Crocodile of Wall Street Rendered Toothless as Authorities Bite Back

GUEST BLOGGER

Martin Kenney, managing partner

with Martin Kenney & Co., Solicitors

The sums involved in the latest high-profile cryptocurrency fraud are mind-blowing. A self-proclaimed amateur rapper nicknamed the “Crocodile of Wall Street,” Heather Morgan, along with her husband Ilya Lichtenstein, were arrested and charged with conspiracy to allegedly launder $4.5 billion in stolen Bitcoin last month.

 

Equally astonishing is the success of the U.S. Justice Department in retrieving assets in this case — it has reportedly recovered $3.6 billion of the digital currency after seizing the couple’s digital wallets. While this still leaves approximately $1 billion outstanding, it remains a tremendous feat. One can only hope that the recovery will continue to grow in size as the investigation develops.

 

The couple, bailed for $8 million between them, are alleged to have laundered huge sums of Bitcoin stolen in a 2016 hack. The hacker, which the DOJ has not claimed was either Morgan or Lichtenstein, targeted a coin exchange called Bitfinex, stealing 119,754 bitcoins. The theft was so significant that it knocked 20% off the value of Bitcoin after the news of the hack broke.

 

Equally staggering is the value of hack—originally around $71 million—which has shot up in a comparatively short number of years, owing to the volatile upward growth in Bitcoin’s value. The fact that the U.S. authorities were able to track the Bitcoin movements here is testament that digital currencies are no longer the opaque tender they once were, which gives asset recovery specialists cause for hope as we move forward.

 

Deputy Attorney General Lisa Monaco said of the events, “Today’s arrests, and the Department’s largest financial seizure ever, show that cryptocurrency is not a safe haven for criminals.”

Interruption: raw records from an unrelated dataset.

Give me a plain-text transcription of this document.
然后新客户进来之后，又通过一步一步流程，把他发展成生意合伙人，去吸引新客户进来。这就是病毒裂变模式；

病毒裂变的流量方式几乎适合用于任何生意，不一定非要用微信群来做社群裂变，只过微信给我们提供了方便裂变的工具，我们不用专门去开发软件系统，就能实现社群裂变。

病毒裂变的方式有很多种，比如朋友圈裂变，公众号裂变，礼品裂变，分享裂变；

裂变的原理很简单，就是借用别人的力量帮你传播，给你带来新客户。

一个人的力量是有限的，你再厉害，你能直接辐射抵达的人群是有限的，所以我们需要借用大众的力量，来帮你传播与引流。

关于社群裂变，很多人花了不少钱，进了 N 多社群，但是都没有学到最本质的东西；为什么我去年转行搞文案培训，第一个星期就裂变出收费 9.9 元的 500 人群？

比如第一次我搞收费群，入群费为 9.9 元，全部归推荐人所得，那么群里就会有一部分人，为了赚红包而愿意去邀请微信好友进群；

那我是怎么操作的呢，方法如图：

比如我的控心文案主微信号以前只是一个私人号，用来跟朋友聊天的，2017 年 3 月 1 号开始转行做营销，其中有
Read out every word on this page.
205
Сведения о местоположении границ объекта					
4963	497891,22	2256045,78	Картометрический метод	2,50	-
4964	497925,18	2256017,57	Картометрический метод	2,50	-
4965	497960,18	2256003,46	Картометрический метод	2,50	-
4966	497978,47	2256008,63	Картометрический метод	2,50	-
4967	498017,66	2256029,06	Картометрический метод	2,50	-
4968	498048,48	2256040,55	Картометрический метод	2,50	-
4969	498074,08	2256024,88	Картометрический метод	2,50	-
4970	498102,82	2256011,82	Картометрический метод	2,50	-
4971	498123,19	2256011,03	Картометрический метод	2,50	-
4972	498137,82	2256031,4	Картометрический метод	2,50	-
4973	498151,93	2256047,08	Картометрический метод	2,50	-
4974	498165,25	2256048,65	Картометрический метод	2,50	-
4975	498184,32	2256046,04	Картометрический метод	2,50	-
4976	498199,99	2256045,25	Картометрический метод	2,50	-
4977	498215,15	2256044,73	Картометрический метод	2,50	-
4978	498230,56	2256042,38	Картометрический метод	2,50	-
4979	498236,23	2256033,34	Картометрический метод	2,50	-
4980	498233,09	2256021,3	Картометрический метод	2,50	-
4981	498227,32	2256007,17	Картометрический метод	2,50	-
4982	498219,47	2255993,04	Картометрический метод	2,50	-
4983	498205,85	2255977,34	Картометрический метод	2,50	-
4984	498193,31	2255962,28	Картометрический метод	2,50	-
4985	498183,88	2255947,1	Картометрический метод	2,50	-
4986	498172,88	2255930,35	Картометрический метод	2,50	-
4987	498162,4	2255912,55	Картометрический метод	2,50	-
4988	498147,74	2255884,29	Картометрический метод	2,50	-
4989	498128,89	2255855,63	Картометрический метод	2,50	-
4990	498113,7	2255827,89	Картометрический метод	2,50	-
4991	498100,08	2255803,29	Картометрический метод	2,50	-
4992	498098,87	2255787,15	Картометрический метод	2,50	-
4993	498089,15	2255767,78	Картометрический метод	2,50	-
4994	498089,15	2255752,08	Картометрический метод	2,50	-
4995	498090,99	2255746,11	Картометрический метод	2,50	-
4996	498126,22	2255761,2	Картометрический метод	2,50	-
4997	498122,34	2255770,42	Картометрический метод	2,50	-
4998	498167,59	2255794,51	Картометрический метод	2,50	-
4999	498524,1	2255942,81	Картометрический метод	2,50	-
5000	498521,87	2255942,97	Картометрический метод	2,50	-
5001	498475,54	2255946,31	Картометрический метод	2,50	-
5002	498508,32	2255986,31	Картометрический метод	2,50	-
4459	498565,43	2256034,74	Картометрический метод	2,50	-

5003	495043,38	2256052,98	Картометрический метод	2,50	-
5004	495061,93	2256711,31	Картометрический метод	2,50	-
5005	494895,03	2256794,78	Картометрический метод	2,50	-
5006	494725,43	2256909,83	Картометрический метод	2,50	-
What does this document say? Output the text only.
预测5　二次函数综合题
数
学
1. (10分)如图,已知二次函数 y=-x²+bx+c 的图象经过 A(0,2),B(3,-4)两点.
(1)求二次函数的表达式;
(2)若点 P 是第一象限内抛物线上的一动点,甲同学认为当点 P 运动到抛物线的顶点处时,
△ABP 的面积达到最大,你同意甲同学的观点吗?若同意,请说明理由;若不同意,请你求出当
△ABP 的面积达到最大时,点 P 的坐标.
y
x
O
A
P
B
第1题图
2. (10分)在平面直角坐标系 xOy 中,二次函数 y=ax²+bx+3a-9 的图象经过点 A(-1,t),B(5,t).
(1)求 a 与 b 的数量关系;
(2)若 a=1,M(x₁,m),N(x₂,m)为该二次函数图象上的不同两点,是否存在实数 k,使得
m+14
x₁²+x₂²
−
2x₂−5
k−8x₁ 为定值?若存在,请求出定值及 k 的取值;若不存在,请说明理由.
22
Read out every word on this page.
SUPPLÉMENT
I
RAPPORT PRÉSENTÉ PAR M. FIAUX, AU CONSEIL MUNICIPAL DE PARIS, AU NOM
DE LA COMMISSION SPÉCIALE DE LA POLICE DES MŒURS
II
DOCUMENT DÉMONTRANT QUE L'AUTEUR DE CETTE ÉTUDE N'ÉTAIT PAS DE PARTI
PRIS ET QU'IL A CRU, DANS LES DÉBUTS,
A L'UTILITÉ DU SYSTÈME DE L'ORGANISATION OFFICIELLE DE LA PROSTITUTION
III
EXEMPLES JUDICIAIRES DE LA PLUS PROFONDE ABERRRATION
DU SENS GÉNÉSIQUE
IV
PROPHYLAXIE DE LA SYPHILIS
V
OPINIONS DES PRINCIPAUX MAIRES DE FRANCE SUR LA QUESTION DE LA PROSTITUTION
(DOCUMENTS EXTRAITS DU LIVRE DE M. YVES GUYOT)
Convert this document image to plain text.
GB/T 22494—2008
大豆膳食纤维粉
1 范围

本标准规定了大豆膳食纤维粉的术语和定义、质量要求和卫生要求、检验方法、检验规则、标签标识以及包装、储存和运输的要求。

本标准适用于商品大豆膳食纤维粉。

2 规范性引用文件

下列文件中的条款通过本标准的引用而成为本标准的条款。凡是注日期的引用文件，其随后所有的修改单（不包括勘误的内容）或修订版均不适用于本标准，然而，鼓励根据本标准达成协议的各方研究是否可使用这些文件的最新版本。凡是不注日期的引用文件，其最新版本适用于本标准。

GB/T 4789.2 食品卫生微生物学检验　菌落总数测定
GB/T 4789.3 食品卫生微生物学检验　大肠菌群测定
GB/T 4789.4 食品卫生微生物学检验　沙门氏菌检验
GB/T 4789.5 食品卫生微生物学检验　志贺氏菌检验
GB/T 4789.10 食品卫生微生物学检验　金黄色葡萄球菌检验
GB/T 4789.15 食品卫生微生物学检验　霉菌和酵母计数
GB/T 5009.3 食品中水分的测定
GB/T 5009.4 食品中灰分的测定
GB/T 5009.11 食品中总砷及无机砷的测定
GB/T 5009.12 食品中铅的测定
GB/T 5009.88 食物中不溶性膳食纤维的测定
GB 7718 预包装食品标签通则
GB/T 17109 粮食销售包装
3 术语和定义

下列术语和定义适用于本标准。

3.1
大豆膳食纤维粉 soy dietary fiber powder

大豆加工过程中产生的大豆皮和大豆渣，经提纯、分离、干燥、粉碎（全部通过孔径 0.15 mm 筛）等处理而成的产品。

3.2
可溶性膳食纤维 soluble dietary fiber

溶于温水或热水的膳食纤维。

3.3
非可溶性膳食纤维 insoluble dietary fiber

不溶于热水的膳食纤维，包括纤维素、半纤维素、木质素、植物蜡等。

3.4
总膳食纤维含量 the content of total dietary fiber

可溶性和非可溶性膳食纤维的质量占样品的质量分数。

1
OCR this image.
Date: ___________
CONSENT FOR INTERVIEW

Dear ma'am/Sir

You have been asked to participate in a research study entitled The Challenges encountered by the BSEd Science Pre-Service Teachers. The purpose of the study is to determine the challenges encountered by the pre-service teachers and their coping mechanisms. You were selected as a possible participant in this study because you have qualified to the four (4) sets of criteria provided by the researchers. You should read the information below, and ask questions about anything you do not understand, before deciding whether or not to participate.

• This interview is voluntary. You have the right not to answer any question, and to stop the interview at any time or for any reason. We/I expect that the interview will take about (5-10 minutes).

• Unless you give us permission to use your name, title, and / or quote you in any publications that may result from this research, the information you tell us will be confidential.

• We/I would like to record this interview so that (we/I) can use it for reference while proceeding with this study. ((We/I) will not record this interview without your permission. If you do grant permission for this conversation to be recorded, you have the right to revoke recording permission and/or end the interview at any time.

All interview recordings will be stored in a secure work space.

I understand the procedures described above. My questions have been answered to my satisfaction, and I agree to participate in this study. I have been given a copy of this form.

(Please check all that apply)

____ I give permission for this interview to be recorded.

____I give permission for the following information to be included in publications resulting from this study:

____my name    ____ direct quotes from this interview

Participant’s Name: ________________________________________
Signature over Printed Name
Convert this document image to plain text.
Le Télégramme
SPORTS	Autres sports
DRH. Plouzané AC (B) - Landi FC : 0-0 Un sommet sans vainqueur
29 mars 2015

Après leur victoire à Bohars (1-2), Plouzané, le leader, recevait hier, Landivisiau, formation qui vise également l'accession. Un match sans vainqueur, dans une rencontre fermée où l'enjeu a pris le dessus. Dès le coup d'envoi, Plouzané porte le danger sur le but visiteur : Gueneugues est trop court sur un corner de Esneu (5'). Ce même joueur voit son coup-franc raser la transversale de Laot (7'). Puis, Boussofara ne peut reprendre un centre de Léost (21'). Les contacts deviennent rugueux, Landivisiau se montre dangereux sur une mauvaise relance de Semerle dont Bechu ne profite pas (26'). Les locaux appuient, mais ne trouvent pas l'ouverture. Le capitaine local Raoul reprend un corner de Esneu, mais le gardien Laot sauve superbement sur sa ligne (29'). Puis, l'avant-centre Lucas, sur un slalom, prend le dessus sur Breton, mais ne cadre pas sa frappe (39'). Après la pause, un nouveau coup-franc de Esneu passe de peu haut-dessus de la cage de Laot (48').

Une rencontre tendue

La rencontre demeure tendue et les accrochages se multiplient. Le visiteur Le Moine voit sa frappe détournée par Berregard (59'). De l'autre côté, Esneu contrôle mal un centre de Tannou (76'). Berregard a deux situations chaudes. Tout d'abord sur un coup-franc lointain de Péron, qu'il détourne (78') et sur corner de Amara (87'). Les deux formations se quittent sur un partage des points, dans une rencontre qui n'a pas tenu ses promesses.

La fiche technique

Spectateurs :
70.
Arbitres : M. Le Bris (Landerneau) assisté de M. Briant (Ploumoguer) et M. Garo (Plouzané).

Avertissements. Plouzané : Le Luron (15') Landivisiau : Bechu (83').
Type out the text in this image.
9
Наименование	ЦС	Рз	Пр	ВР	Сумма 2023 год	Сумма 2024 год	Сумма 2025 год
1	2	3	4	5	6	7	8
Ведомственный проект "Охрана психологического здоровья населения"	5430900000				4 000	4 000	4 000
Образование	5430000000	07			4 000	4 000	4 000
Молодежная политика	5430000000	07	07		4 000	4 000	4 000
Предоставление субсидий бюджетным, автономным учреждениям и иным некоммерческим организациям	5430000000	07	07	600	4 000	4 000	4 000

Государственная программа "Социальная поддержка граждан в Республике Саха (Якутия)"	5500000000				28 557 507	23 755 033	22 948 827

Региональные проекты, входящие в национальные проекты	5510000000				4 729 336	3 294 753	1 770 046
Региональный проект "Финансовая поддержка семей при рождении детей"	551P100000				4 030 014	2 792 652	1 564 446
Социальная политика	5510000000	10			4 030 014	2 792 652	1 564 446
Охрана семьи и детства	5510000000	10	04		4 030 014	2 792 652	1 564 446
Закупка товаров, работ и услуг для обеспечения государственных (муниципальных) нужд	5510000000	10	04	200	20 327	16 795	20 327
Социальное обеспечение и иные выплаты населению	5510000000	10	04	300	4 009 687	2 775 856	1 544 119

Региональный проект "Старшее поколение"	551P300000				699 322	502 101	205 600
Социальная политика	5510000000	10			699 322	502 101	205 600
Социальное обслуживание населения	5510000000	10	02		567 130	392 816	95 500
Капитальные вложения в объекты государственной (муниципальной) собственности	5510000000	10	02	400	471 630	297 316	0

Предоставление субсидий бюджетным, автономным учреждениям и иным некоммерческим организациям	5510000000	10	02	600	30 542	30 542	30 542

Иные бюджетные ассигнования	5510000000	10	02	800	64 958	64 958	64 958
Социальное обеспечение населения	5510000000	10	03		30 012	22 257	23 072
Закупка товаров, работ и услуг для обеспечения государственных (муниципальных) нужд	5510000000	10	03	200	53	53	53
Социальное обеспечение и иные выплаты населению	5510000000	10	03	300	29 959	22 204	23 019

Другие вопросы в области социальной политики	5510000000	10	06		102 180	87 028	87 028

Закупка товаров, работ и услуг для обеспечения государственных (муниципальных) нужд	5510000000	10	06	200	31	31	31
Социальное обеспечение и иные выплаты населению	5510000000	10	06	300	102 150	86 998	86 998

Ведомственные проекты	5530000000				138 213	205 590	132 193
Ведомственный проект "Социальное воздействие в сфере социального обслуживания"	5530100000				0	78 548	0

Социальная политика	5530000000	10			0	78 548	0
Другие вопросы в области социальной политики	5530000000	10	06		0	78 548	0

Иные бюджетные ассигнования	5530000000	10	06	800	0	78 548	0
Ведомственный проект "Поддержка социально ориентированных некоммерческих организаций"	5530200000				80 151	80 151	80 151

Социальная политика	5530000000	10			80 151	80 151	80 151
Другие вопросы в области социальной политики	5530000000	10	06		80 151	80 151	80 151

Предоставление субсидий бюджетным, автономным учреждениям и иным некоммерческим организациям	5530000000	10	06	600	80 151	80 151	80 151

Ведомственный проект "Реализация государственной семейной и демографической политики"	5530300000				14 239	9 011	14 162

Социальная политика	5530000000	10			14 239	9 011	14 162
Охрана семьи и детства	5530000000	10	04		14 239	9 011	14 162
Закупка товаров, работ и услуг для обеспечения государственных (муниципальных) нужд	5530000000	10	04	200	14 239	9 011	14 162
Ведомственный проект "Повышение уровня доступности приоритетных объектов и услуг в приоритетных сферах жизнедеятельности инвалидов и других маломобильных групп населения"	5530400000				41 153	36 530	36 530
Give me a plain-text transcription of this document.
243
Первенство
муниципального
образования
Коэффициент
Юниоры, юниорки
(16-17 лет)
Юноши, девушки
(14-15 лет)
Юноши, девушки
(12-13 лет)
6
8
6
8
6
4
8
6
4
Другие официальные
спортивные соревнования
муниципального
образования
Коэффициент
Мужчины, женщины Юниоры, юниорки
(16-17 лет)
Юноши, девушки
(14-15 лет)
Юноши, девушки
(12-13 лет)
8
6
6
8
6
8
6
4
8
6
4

Comments by U.S. Attorney Matthew M. Graves for the District of Columbia were particularly interesting, illustrating a change in position by the authorities toward digital currencies. Graves said that such thefts as those alleged by Lichtenstein and Morgan “could undermine confidence in cryptocurrency.” The underlying message appears to signal a seismic shift in attitude toward digital currencies — from representing all that is wrong with the world of money laundering to a point where U.S. officials are concerned about digital currency platforms being damaged by hacks.

 

Digital currencies are becoming increasingly common. Companies such as Tesla now accept certain digital currencies as a form of payment (in this case Dogecoin, which can be used to buy Tesla merchandise). As their popularity grows, those who once robbed banks will likely swap their shotguns and masks for computers and high-powered servers to enact their crimes.

 

As they do, those who track assets are already penetrating the layers by which such crooks seek to hide their loot. “Chain Hopping” — the process of moving and shifting digital currency in an attempt to befuddle those seeking to follow money laundering chains — is no different notionally than the placing, layering and integration that anti-money laundering specialists are familiar with. Fortunately, it is possible to track digital currency movements, with outfits such as Chainalysis and other experts now leading the way in the field.

 

The investigators involved in the Lichtenstein/Morgan case should be congratulated for their efforts. If their suspicions are proven to be correct, the couple’s prosecution will serve as a deterrent to others of a similar ilk. The recovery of the billions of dollars in value sends a further message: If you are going to commit such crimes, not only will you stand to lose your liberty, but your ill-gotten gains can and will be targeted too.

 

Crime must not pay, and our best weapon against crime is having meaningful deterrents that can be employed by those with the skills and determination to implement them, including confiscation of wealth.